Friday, September 03, 2004

The Bush speech

I got back late from a gig and am now watching Bush's speech (as much to see the protesters dragged out as anything else).

A little web-surfing seems to show that Bush may have erred by talking of only small-bore economic initiatives and virtually ignoring the doubts that have plagued his reelection campaign throughout the last year.
  • From the AP's Ron Fournier:
      Reluctant to admit mistakes, Bush copped to a few — arrogant, too blunt and grammatically challenged — and explained them away with laugh lines. But he didn't give an inch on the matters that matter most, a war in Iraq (news - web sites) that has cost the lives of nearly 1,000 U.S. troops, and a job-loss record that rivals Herbert Hoover.
  • From the Washington Post's Dan Balz:
      There were some notable omissions in the president's speech.
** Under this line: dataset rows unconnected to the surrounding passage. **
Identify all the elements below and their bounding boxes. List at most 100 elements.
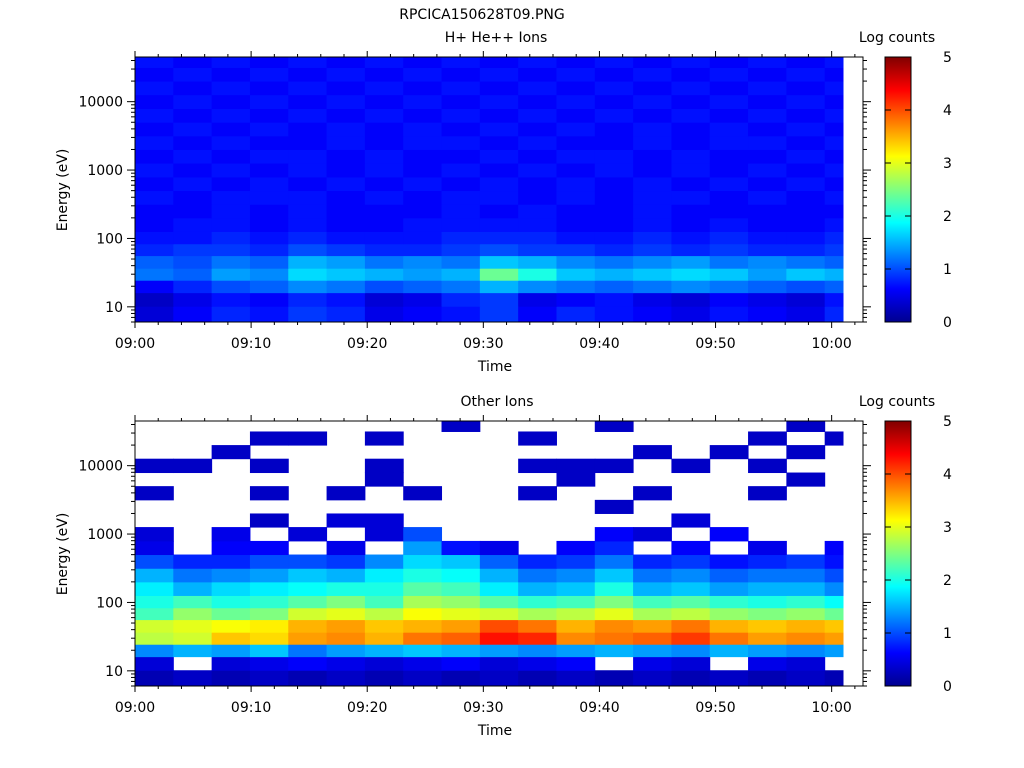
heatmap-cell (441, 554, 481, 569)
heatmap-cell (326, 190, 366, 205)
colorbar-tick-label: 0 (943, 679, 952, 695)
heatmap-cell (479, 656, 519, 671)
heatmap-cell (556, 472, 596, 487)
heatmap-cell (786, 292, 826, 307)
heatmap-cell (135, 204, 174, 219)
heatmap-cell (824, 94, 844, 110)
heatmap-cell (288, 176, 328, 192)
heatmap-cell (326, 540, 366, 556)
heatmap-cell (135, 135, 174, 150)
heatmap-cell (786, 81, 826, 96)
heatmap-cell (709, 554, 749, 569)
heatmap-cell (403, 644, 443, 658)
colorbar-label: Log counts (859, 394, 935, 410)
heatmap-cell (135, 527, 174, 542)
heatmap-cell (786, 568, 826, 583)
heatmap-cell (518, 268, 557, 281)
heatmap-cell (518, 94, 557, 110)
plot-frame (134, 56, 864, 323)
heatmap-cell (326, 81, 366, 96)
heatmap-cell (786, 176, 826, 192)
heatmap-cell (594, 644, 634, 658)
heatmap-cell (748, 57, 787, 68)
heatmap-cell (403, 149, 443, 164)
x-tick-label: 10:00 (811, 336, 851, 352)
heatmap-cell (748, 486, 787, 501)
heatmap-cell (211, 632, 251, 645)
x-tick-label: 09:50 (695, 700, 735, 716)
heatmap-cell (709, 280, 749, 294)
heatmap-cell (364, 94, 404, 110)
heatmap-cell (403, 619, 443, 633)
heatmap-cell (249, 108, 289, 123)
heatmap-cell (748, 607, 787, 621)
heatmap-cell (709, 190, 749, 205)
heatmap-cell (211, 204, 251, 219)
heatmap-cell (518, 217, 557, 232)
heatmap-cell (594, 568, 634, 583)
heatmap-cell (824, 607, 844, 621)
heatmap-cell (211, 607, 251, 621)
heatmap-cell (479, 204, 519, 219)
heatmap-cell (824, 149, 844, 164)
heatmap-cell (211, 163, 251, 178)
heatmap-cell (786, 280, 826, 294)
heatmap-cell (556, 568, 596, 583)
heatmap-cell (288, 149, 328, 164)
heatmap-cell (211, 656, 251, 671)
heatmap-cell (364, 280, 404, 294)
heatmap-cell (709, 217, 749, 232)
heatmap-cell (709, 176, 749, 192)
heatmap-cell (518, 581, 557, 596)
heatmap-cell (824, 595, 844, 609)
heatmap-cell (173, 632, 213, 645)
heatmap-cell (135, 108, 174, 123)
heatmap-cell (633, 57, 672, 68)
heatmap-cell (441, 243, 481, 257)
heatmap-cell (671, 292, 711, 307)
heatmap-cell (441, 122, 481, 137)
heatmap-cell (173, 292, 213, 307)
heatmap-cell (211, 268, 251, 281)
heatmap-cell (594, 135, 634, 150)
heatmap-cell (479, 632, 519, 645)
heatmap-cell (441, 306, 481, 323)
heatmap-cell (135, 656, 174, 671)
heatmap-cell (326, 656, 366, 671)
heatmap-cell (633, 255, 672, 269)
heatmap-cell (594, 280, 634, 294)
heatmap-cell (135, 57, 174, 68)
x-tick-label: 09:30 (463, 336, 503, 352)
heatmap-cell (479, 217, 519, 232)
heatmap-cell (518, 255, 557, 269)
heatmap-cell (249, 431, 289, 446)
heatmap-cell (364, 81, 404, 96)
heatmap-cell (288, 163, 328, 178)
heatmap-cell (326, 607, 366, 621)
heatmap-cell (135, 670, 174, 687)
heatmap-cell (364, 292, 404, 307)
heatmap-cell (786, 190, 826, 205)
heatmap-cell (709, 581, 749, 596)
heatmap-cell (748, 81, 787, 96)
heatmap-cell (173, 149, 213, 164)
heatmap-cell (441, 57, 481, 68)
heatmap-cell (594, 217, 634, 232)
heatmap-cell (556, 670, 596, 687)
heatmap-cell (556, 306, 596, 323)
heatmap-cell (326, 204, 366, 219)
heatmap-cell (518, 163, 557, 178)
heatmap-cell (135, 149, 174, 164)
heatmap-cell (173, 670, 213, 687)
heatmap-cell (594, 81, 634, 96)
heatmap-cell (709, 268, 749, 281)
heatmap-cell (518, 619, 557, 633)
heatmap-cell (594, 292, 634, 307)
heatmap-cell (594, 149, 634, 164)
heatmap-cell (556, 231, 596, 245)
heatmap-cell (135, 581, 174, 596)
heatmap-cell (364, 431, 404, 446)
heatmap-cell (135, 217, 174, 232)
heatmap-cell (403, 595, 443, 609)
Nowhere did he confront directly what he has heard along the campaign trail in battleground states such as Ohio and Michigan, which is the loss of jobs during his presidency and uneven economic recovery that casts a shadow over his hopes for reelection.
  • As to my initial impressions of the speech, I'd say that with every Bush speech people tend to forget the unusually low expectations we have for our President. In truth, he's a terribly stilted speaker and whatever his appeal might be we'd do well to remember that he doesn't make his case particularly effectively - if he had, he would have won in 2000, for real.